Friday, August 21, 2009

vicky cristina barcelona

bazi kadinlar bazi adamlarla karsilastiklarinda kendilerinden ne kadar sikilmis olduklarini saskinlikla farkederler. bir baskasi olmak icin heyecan duyarlar, heveslidirler ama hazir degildirler. halihazirda tüm hatlariyla cizilmis bir mutluluk planlari vardir, eninde sonunda o plana geri dönerler ve yasadiklari duygusal dalgalanmayi en azindan uzunca bir süre unutma konusunda hayli mahirdirler. bana bu sözleri söyleten vicky, onun saskinligina gülümserken aklimdan bunlar gecti. cristina, bu dünyada özgürlük kelimesinin büyüsüyle aldanan ve aldatilan biri gibi geldi bana, sevemedim. ve ressamimiz juan antonio, iyi giyinen bir erkekten baska ne bekliyorsun hayattan diyordu cristina'ya, cok hakli degil mi, öylesine güzel gömlekleri vardi ki.

peki ya maria elena.

Sunday, August 16, 2009

bir aksam yemegi

sabahları erken kalkiyorum demistim, kalktiktan hemen sonra deniz kenarina iniyor, uykuyla uyaniklik arasinda sahilde biraz yürüyor, biraz üsüyor ve sonra kahvaltiya oturuyordum. günün o erken saatlerinde genc evli ciftler ve üc dört yaslarindaki sevimli, akilli ve güzel cocuklariyla kahvaltilarimizi beraber yapiyorduk. dört yaslarinda, saclari kivir kivir o tatli cocuklarla kahvalti yapmak, ekmeklerimize beraberce bal sürmek bana yasamin aslinda güzel bir yer oldugunu hatirlatiriyordu.

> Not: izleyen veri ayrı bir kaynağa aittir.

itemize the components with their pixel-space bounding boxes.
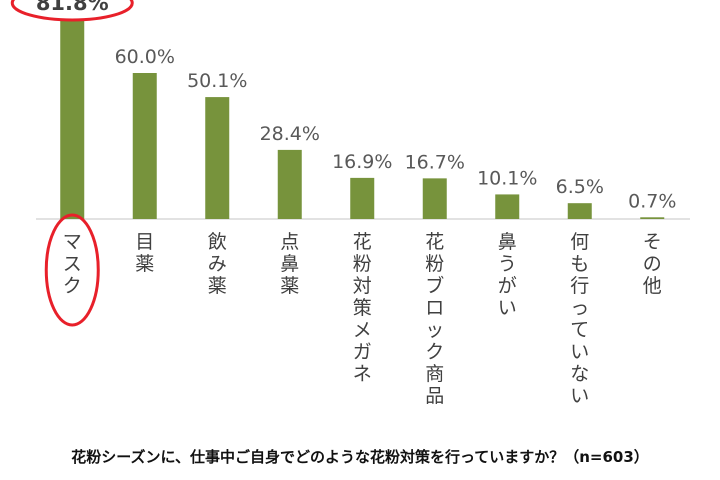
value-label-4: 28.4% [260, 123, 320, 145]
category-highlight-circle [44, 213, 100, 327]
value-label-7: 10.1% [477, 167, 537, 189]
bar-1 [60, 19, 85, 219]
bar-6 [422, 178, 447, 219]
value-label-6: 16.7% [405, 151, 465, 173]
value-label-9: 0.7% [628, 190, 676, 212]
category-label-4: 点鼻薬 [280, 231, 299, 297]
value-label-2: 60.0% [115, 46, 175, 68]
category-label-1: マスク [63, 231, 82, 297]
category-label-8: 何も行っていない [570, 231, 589, 407]
category-label-2: 目薬 [135, 231, 154, 275]
bar-5 [350, 177, 375, 219]
category-label-9: その他 [643, 231, 662, 297]
category-label-6: 花粉ブロック商品 [425, 231, 444, 407]
value-label-8: 6.5% [556, 176, 604, 198]
value-label-5: 16.9% [332, 151, 392, 173]
bar-2 [132, 73, 157, 219]
bar-8 [567, 203, 592, 219]
category-label-3: 飲み薬 [208, 231, 227, 297]
value-highlight-circle [10, 0, 134, 22]
category-label-7: 鼻うがい [498, 231, 517, 319]
category-label-5: 花粉対策メガネ [353, 231, 372, 385]
chart-caption: 花粉シーズンに、仕事中ご自身でどのような花粉対策を行っていますか？（n=603） [71, 448, 649, 466]
bar-4 [277, 149, 302, 219]
bar-3 [205, 97, 230, 219]
bar-9 [640, 217, 665, 219]
value-label-1: 81.8% [36, 0, 109, 15]
bar-7 [495, 194, 520, 219]
value-label-3: 50.1% [187, 70, 247, 92]
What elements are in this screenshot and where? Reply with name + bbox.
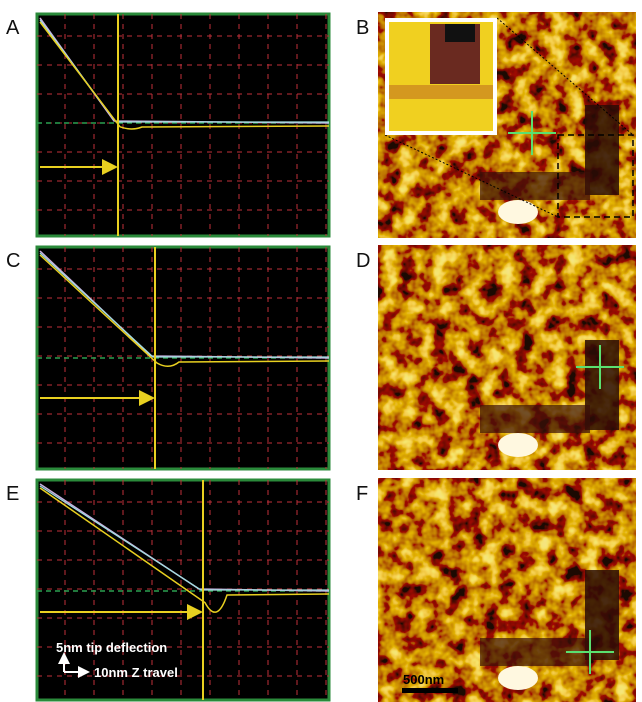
- panel-label: E: [6, 483, 19, 505]
- hole: [585, 105, 619, 195]
- panel-label: B: [356, 17, 369, 39]
- hole: [480, 405, 590, 433]
- particle: [498, 666, 538, 690]
- panel-label: F: [356, 483, 368, 505]
- scale-bar: [402, 688, 458, 693]
- retract-curve: [39, 252, 329, 358]
- deflection-scale: 5nm tip deflection: [56, 640, 167, 655]
- panel-label: A: [6, 17, 20, 39]
- length-scale: 500nm: [403, 672, 444, 687]
- afm-image: [378, 245, 636, 470]
- particle: [498, 200, 538, 224]
- approach-curve: [39, 21, 330, 130]
- retract-curve: [39, 485, 329, 591]
- approach-curve: [39, 487, 330, 613]
- zoom-line: [496, 17, 634, 136]
- panel-label: D: [356, 250, 370, 272]
- hole: [480, 172, 590, 200]
- hole: [585, 340, 619, 430]
- particle: [498, 433, 538, 457]
- inset-hole: [445, 24, 475, 42]
- inset-band: [389, 85, 493, 99]
- travel-scale: 10nm Z travel: [94, 665, 178, 680]
- afm-image: [378, 478, 636, 702]
- zoom-box: [557, 134, 634, 218]
- plot-area: [35, 12, 331, 238]
- approach-curve: [39, 254, 330, 367]
- panel-label: C: [6, 250, 20, 272]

dün aksam, bir restaurantin girisindeki buzdolabindaki baliklara dalgin dalgin bakarken, hemen yanibasimizda dört kisilik bir aile beliverdi. anne ve babalarinin yaninda 18 - 20 yaslarinda iki kizkardes. onlar da bizim gibi baliklara ve mezelere bakmaya basladilar. sonrasinda, aralarinda anlasmazlik cikti, hangi mezelerin secilecegi konusunda kararsizlik yasadilar, baba anneden yana taraf oldu, kizlar istedikleri mezeler konusunda israrciydilar ve biraz sizlandiktan sonra istekleri elbette kabul gördü. onlarin bu tatli atismalarina tanik olmak, günlük yasamin bütün sikintilarindan uzaklasip kizlariyla beraber mutlu bir aksam yemeginin tadini cikarmaya calisan bir ailenin bu özel anina kulak misafiri olmak beni duygulandirdi ve bütün bir gece aklimin bir kösesinde karsimda iki kizimla birlikte raki iciyor olmanin düsüncesi ve hayali kaldi.

Wednesday, August 12, 2009

dalgalar

su siralar güne sabah 7'de basliyorum, denize giriyor, gökyüzüne bakiyor, gülümsüyor ve dalgalarla düsünüyorum. bir de istanbul'da okudugumdan daha fazla gazete okuyorum, hic okumadigim yazarlarin köselerine bile göz atiyorum. bu yazarlardan biri roni margulies, hemen her firsatta komunist oldugunu söylemekten apayri bir haz aldigini düsündügüm bu muhteremin yazilarini sirf bu nedenle okumayi tercih etmem. bu sabah bir bakayim dedim, bakin ne demis : "(...) ayvazoglu'yla ayni memlekette yasiyor olsak, o eskiden fasist, simdi müslüman oldugu, ben hem eskiden hem simdi komunist oldugum icin, farkli düsünürlere önem veriyorduk olurduk kuskusuz(...)"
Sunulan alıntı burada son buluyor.